GL: In closing, could you speak to the mission of GladdeningLight bridging the intersection of faith & art, exalting the artists’ role in spiritual creativity, and the Symposium theme, “Love, Now?” How does all this resonate with your take on creativity?
Fox: I love what GladdeningLight is doing, because there can be no spirituality without art. Besides silence, art is the language that we have for expressing our deep, mystical experiences—awe, wonder, gratitude, grief, and suffering. This is what art is for: to help us name these deeply human, but universal, experiences. And also the struggle for justice. Gandhi and Martin Luther King were artists. The organizing of human beings to free themselves from oppression is an art form. True politics is an art form. It’s gathering these people as an artist gathers paint, or a musician gathers notes or instruments. An authentic politician gathers people.
Thomas Aquinas said that a politician needs to know more about the soul than a doctor knows about the body! I think that creativity and art are integral to the healing of people and inspire people to do better. They feed the soul.
What you’re doing with GladdeningLight has tremendous implications. By opening up the connection between healthy religion and art, you are opening up rivers of empowerment, nourishment, beauty, and joy that art always stirs up. You can’t have spirituality without art. Art, too, has to be redeemed because I think a lot of art in the West has fallen into secular, ego-oriented, and commercially-oriented appeasement. Artists can sell their souls; they must be alert to who is using their gifts and for what. Art needs to enlisted for the work of eco-justice, social justice, economic justice and more. In short, for the sustainability of our species.
Artists have to have a spiritual life, too. Artists need a compassionate direction for their passion. Leonard Cohen is interesting—his living for ten years in a Buddhist monastery was important. Not that you have to do that to be a great artist. But for artists, a spiritual discipline is often necessary for their survival. Consider how many twentieth century artists died young by filling the void in their souls with unhealthy addictions. Spiritual practices can help all humans face life’s demons and not surrender to them.

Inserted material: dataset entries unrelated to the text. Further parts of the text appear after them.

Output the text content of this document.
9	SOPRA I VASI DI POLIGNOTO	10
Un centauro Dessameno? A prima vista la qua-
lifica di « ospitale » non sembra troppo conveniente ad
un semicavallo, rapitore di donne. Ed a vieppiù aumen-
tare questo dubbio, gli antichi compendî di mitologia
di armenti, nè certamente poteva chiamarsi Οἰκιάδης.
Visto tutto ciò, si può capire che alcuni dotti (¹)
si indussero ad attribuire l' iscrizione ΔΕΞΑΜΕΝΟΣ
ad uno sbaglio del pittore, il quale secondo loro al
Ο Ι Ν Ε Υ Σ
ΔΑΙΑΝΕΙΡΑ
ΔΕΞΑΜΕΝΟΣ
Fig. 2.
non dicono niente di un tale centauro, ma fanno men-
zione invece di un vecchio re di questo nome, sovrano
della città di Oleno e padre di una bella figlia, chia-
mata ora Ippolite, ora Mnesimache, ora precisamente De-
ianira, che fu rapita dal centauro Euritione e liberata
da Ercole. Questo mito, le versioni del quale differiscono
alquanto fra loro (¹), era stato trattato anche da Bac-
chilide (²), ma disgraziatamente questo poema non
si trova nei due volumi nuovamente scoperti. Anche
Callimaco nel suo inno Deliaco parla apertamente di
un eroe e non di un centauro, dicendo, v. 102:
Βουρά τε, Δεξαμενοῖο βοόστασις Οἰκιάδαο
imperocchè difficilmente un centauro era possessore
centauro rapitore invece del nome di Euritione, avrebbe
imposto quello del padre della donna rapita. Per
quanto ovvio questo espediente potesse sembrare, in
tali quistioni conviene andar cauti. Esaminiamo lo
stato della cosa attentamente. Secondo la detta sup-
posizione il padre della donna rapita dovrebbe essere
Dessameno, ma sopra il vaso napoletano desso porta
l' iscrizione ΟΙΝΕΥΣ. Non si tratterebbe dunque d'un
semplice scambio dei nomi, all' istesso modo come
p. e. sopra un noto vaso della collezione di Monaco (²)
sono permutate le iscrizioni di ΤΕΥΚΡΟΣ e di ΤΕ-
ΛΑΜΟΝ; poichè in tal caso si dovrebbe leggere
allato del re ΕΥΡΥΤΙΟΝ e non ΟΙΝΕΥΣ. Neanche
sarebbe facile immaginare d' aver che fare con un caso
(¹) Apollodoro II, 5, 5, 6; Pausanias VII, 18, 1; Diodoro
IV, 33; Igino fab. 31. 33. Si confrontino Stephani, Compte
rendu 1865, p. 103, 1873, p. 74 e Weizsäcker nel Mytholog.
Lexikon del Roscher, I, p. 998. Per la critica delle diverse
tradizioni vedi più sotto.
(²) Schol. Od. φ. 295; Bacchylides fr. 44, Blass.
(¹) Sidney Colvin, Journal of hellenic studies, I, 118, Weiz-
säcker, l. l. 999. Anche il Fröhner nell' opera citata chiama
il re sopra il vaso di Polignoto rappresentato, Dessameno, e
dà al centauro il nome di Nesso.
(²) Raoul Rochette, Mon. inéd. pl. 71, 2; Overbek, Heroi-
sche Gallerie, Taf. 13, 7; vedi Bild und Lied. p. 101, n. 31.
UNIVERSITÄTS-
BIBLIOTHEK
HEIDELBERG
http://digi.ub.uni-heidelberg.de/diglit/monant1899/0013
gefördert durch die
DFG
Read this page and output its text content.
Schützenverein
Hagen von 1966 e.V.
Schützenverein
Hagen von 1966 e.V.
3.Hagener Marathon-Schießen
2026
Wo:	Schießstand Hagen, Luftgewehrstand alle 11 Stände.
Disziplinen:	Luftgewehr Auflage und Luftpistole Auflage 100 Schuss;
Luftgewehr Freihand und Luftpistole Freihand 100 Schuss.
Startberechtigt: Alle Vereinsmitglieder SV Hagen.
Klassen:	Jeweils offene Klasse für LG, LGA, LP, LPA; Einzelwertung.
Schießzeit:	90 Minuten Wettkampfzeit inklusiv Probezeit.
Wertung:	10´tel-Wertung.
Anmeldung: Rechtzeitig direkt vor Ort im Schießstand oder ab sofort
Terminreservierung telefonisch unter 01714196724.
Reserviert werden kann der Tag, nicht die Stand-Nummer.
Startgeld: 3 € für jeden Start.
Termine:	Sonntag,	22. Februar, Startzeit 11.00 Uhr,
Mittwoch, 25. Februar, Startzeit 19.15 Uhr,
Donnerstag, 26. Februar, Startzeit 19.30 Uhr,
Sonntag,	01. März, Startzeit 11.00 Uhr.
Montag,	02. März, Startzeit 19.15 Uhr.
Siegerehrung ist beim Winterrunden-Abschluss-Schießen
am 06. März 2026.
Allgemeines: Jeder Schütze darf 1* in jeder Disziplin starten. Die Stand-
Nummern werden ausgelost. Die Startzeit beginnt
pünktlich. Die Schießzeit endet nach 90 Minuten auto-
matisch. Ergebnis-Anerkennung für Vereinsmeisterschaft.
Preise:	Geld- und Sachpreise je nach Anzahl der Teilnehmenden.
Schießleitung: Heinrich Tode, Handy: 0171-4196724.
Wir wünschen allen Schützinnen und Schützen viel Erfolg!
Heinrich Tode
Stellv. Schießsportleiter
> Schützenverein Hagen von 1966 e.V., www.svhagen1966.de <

I love the way GladdeningLight is bringing together such a rich diversity of art so that people may realize how many people are committed to the sacred vocation of art. There is a sacrificial element to being an artist; there is no insurance. This sacrificial element—an artist’s generosity—is built into the journey. Other people only see results of fame, but there is a long journey before that. Motivations get tested and purified in the process, and that can be a beautiful thing. M.C. Richards said, “The greatest accomplishment of the potter is not the pot; it is the potter.”
GL: Thank you, Matthew Fox. See you at GladdeningLight in February.